Uma investigação que sugere uma possível ligação entre pessoas próximas da direção do Corinthians e integrantes do PCC, foi aberta pelo Grupo de Atuação Especial de Combate ao Crime Organizado (GAECO), do Ministério Público de São Paulo, e divulgada pela CNN Brasil, no começo desta terça-feira (13). A infiltração da maior facção criminosa paulista e considerada uma das maiores do país no clube é apontada como a etapa seguinte do caso VaideBet, no qual o clube é alvo desde o início de junho.
A hipótese de infiltração do Primeiro Comando da Capital no Corinthians surgiu com a identificação de que o carnaval poderia ter servido como uma porta de entrada para a facção criminosa. De acordo com promotores envolvidos no caso, esse modus operandi já foi utilizado pelo PCC em outras situações, permitindo o ingresso em setores estratégicos para a lavagem de dinheiro proveniente do tráfico de drogas.
Investigações revelam suposta lavagem de dinheiro da facção no Corinthians
Os promotores ouvidos pela CNN Brasil acreditam que o objetivo do PCC seja lavar dinheiro por meio de negócios lícitos, estratégia que já foi revelada em inquéritos anteriores, envolvendo a facção em atividades como o transporte público por ônibus em São Paulo, contratos de serviços com prefeituras da região metropolitana e interior do estado, e até mesmo em Organizações Sociais (OSs) que prestam serviços na área da saúde.
As informações que conectam o PCC ao Corinthians foram reforçadas por depoimentos de pessoas próximas à gestão do atual presidente, Augusto Melo, e de outros envolvidos na administração alvinegra. Embora ainda não existam provas concretas de uma ligação direta entre Melo e o crime organizado, as suspeitas se concentram em membros da cúpula do clube. O envolvimento desses indivíduos no processo de intermediação do patrocínio com a VaideBet, e possivelmente em outros setores, está sendo meticulosamente examinado pelos promotores do MPSP.
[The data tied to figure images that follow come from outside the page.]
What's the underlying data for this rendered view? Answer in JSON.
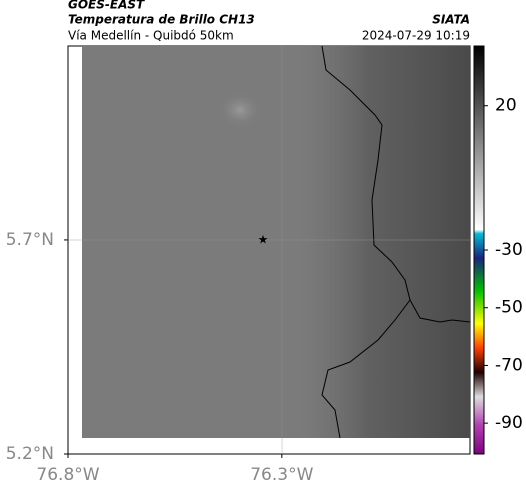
{
  "header": {
    "source": "GOES-EAST",
    "title": "Temperatura de Brillo CH13",
    "brand": "SIATA",
    "route": "Vía Medellín - Quibdó 50km",
    "timestamp": "2024-07-29 10:19"
  },
  "map": {
    "xlim": [
      -76.8,
      -75.86
    ],
    "ylim": [
      5.2,
      6.153
    ],
    "xticks": [
      {
        "value": -76.8,
        "label": "76.8°W"
      },
      {
        "value": -76.3,
        "label": "76.3°W"
      }
    ],
    "yticks": [
      {
        "value": 5.2,
        "label": "5.2°N"
      },
      {
        "value": 5.7,
        "label": "5.7°N"
      }
    ]
  },
  "colorbar": {
    "lim": [
      40,
      -100
    ],
    "ticks": [
      20,
      -30,
      -50,
      -70,
      -90
    ]
  }
}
Nesta semana, o jornalista Wagner Vilaron, ex-Superintendente de Comunicação do Corinthians, será interrogado pelo Ministério Público e pela Polícia Civil. Vilaron, que atuou no início da gestão de Augusto Melo, pode fornecer informações importantes para a investigação. Além dele, outras figuras-chave do clube também estão sendo ouvidas, com o objetivo de esclarecer o grau de influência da facção criminosa dentro do Timão.
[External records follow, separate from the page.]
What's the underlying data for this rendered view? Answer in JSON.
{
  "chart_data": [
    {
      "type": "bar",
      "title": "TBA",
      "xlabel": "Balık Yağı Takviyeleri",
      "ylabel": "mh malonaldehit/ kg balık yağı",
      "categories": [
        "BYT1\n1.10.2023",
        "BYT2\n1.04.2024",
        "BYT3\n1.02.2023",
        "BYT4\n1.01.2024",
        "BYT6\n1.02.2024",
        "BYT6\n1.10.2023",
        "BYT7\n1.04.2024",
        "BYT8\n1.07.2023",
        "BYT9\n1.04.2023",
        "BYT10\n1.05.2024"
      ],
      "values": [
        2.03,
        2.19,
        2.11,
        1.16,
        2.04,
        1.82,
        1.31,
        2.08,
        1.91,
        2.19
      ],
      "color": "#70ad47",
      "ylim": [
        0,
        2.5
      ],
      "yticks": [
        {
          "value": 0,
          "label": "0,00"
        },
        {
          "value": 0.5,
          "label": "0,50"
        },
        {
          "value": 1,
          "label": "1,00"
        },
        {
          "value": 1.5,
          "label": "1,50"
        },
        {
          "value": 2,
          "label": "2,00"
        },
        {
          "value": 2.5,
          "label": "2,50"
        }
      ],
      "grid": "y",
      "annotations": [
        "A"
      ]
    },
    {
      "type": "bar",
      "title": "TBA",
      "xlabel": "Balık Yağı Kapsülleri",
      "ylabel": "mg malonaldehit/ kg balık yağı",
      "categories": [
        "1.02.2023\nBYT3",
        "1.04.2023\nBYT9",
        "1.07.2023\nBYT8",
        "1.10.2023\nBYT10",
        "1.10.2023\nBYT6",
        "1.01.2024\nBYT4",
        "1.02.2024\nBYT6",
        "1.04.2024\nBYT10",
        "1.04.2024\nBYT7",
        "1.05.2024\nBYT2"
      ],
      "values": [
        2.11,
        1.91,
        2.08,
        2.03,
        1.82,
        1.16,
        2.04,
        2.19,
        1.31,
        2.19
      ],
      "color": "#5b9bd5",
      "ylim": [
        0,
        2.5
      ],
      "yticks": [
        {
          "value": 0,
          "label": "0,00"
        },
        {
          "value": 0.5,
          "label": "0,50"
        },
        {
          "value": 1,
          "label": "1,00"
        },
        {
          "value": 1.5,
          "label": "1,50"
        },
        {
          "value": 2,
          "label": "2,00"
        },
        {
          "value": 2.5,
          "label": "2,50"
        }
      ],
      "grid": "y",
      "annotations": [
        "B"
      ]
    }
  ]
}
Enquanto isso, a investigação do caso VaideBet avança, com a análise de dados bancários de pessoas e empresas envolvidas, obtidos por meio da quebra de sigilo autorizada pela Justiça. A Rede Social Media Design, empresa de Alex Cassundé, responsável por intermediar o contrato de patrocínio entre o Corinthians e a casa de apostas, está sob forte investigação devido a irregularidades identificadas em sua atuação.
O contrato com a VaideBet, que tinha um valor total de R$370 milhões e duração prevista de três anos, foi abruptamente encerrado no primeiro semestre de 2024, após a casa de apostas alegar a violação de uma cláusula anticorrupção. O Corinthians, por sua vez, defende que todas as negociações de patrocínio foram realizadas dentro da legalidade e com empresas regularmente constituídas.
O inquérito do caso VaideBet tem previsão de conclusão para o final deste ano. Até lá, as autoridades continuarão a coletar e analisar provas que possam esclarecer o grau de envolvimento do Primeiro Comando da Capital (PCC) com o Corinthians. As informações reveladas até o momento indicam que a infiltração pode ter se dado por diferentes vias, incluindo não apenas o carnaval, mas também casas de apostas, torcidas organizadas e até mesmo seguranças que trabalham no clube.